Le vent souffle sur le livre un air qui chante et nous enchante. Paru chez Fayard, le nouveau roman de Gaspard-Marie Janvier, Quel trésor !, hisse haut les voiles du plaisir de lire, borde à chaque ligne ses phrases énergiques qui vous lancent heureux vers la facétie finale. Le vigoureux point d’exclamation du titre avait tout de suite bien secoué, lancé comme un assaut. Ils auront sans doute quelque mal cette fois-ci, nos critiques, à rendre compte de cet événement de rentrée littéraire, sans tout lire, sans lire jusqu’au bout, sans même relire ! Car la nouvelle fiction de notre aventurier de romans ne s’éclaire vraiment que par la fin, faisant scintiller un sens simple et risqué. La lecture devient navigation. Voici que le livre s’est fait carte et trésor à la fois, carte faisant rêver « plus qu’un sonnet ».

 Le pari de ce livre ? de ces livres ? de cette mémoire foisonnante ? Ressusciter le grand trésor des romans qui fendait crânement la mer d’un certain plaisir culturel. Les Long John Silver de L’Île au trésor, Robinson de Robinson Crusoé, père Mapple de Moby Dick bien sûr, mais peut-être aussi personnages des nouvelles comme celle magistrale de Stevenson Les Gais-Lurons  [1] et … tous les autres ! En cela, la faillite de la maison d’édition en ouverture du roman semble tout un symbole. Le père enterré, le fils-narrateur ne devait-il pas vivre le changement d’ère imposé ? rien moins que la mort du livre et de la couleur des mots ? Y aurait-il là comme une fin de voyage annoncée pour les romans ? Non, pas de panique, les ris de résistance aux forts vents contraires sont pris. L’imagination gonfle à nouveau la grand-voile. Avec pintes de bière pour cordial. Ale d’or si possible. Dive bouteille et vent, on le sait depuis des temps immémoriaux, fortifient l’inspiration. Pas si terrible alors le naufrage annoncé puisqu’une riche épave flotte encore, grosse de tant d’aventures, où l’art du récit atteint des sommets de poésie.

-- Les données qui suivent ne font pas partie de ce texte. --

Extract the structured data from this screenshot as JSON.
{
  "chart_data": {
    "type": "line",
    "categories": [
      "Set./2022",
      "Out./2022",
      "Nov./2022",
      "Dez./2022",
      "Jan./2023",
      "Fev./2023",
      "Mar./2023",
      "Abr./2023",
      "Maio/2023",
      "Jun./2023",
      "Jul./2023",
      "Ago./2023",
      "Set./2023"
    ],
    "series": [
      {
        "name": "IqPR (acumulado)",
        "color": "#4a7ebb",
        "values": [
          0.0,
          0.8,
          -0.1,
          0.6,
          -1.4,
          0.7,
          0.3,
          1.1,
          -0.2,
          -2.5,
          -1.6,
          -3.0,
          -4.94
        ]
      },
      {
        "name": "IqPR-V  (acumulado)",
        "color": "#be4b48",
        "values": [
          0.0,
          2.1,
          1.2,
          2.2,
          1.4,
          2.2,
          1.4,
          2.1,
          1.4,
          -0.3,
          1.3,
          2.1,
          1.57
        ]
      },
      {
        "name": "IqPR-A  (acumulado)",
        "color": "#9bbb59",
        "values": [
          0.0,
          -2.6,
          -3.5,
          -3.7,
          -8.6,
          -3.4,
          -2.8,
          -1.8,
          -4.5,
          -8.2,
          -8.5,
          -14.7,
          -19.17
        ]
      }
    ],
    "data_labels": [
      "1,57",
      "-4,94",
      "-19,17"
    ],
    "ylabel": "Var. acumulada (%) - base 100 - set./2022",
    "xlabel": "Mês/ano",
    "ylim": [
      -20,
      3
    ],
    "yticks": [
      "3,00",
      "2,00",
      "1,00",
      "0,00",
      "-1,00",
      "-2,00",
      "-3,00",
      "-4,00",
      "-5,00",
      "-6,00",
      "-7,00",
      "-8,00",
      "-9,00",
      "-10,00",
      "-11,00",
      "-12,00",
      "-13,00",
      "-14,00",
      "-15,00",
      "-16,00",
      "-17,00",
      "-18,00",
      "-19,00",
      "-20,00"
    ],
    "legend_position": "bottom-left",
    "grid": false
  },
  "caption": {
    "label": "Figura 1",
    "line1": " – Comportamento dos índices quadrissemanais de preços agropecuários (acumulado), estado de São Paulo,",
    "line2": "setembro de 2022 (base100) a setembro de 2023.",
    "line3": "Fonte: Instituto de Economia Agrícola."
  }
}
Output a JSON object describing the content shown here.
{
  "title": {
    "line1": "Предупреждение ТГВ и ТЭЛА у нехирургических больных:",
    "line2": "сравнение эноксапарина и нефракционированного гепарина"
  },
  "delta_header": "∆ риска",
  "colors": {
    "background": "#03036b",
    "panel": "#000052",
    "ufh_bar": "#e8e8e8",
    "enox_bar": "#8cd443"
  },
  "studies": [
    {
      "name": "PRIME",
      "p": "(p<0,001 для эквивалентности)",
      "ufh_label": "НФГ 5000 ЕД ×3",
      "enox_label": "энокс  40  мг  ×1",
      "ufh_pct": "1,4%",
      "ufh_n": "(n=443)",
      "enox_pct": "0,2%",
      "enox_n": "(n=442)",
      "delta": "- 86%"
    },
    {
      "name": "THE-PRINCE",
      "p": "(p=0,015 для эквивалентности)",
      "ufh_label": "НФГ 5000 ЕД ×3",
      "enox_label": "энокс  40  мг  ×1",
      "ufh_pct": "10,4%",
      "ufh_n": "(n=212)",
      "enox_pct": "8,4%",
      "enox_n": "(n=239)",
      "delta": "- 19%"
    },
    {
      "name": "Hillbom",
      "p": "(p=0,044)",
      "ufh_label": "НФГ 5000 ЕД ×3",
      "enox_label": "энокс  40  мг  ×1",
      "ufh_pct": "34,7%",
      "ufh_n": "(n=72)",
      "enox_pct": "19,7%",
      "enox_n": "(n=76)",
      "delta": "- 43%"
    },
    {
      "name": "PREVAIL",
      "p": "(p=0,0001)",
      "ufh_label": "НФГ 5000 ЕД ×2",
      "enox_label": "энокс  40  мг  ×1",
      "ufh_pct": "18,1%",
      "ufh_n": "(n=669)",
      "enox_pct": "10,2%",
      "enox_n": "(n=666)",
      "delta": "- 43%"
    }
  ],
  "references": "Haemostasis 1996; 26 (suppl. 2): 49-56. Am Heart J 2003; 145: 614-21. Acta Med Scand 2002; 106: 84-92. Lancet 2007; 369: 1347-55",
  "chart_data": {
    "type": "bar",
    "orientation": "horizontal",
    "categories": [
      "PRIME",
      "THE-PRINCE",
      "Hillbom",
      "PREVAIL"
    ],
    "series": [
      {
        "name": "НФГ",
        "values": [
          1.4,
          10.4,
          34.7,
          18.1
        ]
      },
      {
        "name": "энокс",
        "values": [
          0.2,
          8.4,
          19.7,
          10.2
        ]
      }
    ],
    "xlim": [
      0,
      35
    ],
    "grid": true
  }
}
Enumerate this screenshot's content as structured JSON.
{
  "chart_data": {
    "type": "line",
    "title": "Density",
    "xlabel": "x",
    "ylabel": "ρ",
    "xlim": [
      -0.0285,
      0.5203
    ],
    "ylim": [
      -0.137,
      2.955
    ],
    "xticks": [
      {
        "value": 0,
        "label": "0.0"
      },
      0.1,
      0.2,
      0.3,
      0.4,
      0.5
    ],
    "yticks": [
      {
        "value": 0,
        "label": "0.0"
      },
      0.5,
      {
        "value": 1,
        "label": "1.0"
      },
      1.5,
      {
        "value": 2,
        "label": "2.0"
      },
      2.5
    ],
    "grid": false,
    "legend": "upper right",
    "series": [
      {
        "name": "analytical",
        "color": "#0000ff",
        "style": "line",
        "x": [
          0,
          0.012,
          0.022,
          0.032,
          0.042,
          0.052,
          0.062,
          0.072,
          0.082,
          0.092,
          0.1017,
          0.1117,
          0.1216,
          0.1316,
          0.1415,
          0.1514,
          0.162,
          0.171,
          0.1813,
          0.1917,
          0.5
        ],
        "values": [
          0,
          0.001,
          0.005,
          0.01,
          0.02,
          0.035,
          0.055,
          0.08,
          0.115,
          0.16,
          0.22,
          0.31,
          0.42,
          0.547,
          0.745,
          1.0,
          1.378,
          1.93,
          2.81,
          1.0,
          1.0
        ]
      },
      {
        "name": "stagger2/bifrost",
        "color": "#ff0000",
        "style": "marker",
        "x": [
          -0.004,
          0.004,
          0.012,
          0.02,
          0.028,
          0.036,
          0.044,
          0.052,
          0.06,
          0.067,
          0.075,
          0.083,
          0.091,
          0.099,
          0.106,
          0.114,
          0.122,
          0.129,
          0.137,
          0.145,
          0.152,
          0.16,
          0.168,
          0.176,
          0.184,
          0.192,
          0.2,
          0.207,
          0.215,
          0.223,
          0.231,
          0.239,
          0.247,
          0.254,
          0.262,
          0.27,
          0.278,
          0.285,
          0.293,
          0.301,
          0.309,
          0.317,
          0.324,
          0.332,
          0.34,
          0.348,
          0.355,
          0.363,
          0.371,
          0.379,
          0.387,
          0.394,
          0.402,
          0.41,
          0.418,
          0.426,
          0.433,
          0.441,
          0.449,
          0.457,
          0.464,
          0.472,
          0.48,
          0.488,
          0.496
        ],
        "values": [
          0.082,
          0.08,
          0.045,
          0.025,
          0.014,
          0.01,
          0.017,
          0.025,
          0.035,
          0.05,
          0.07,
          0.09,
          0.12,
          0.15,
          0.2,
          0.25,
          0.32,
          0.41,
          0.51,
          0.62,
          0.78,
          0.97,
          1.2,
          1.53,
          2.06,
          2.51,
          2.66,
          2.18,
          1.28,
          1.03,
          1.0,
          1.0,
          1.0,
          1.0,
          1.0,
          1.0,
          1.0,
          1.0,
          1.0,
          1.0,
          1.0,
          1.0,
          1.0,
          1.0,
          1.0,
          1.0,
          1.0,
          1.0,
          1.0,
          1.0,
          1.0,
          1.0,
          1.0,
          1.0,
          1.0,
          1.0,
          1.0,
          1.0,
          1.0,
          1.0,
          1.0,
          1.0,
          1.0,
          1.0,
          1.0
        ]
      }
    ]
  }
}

 Tout relate, tout rutile d’histoires dans Quel trésor ! Les personnages bien sûr, parlent, racontent, certains dans une langue rauque, rude, concrète, sans vous « prendre le chou ». Le phare épique de Skerig semble dire. La pluie fait entendre ses voix, racontant légendes, chantant mélopées cadencées. Pas d’auteur [2], seulement un traducteur, porte-plume d’un « monteur de paraboles », aède pittoresque nommé McGriogair [3] dont la « capacité à affabuler », à faire « gober » des histoires, « histoires à faire dormir au placard » le rend éminemment humain. « La vie n’est pas si drôle qu’il faille s’en tenir au discours des faits. Un peu de mousse, une dose d’humour, quelques images, la voilà soudain beaucoup plus acceptable, pour tout dire, attrayante ».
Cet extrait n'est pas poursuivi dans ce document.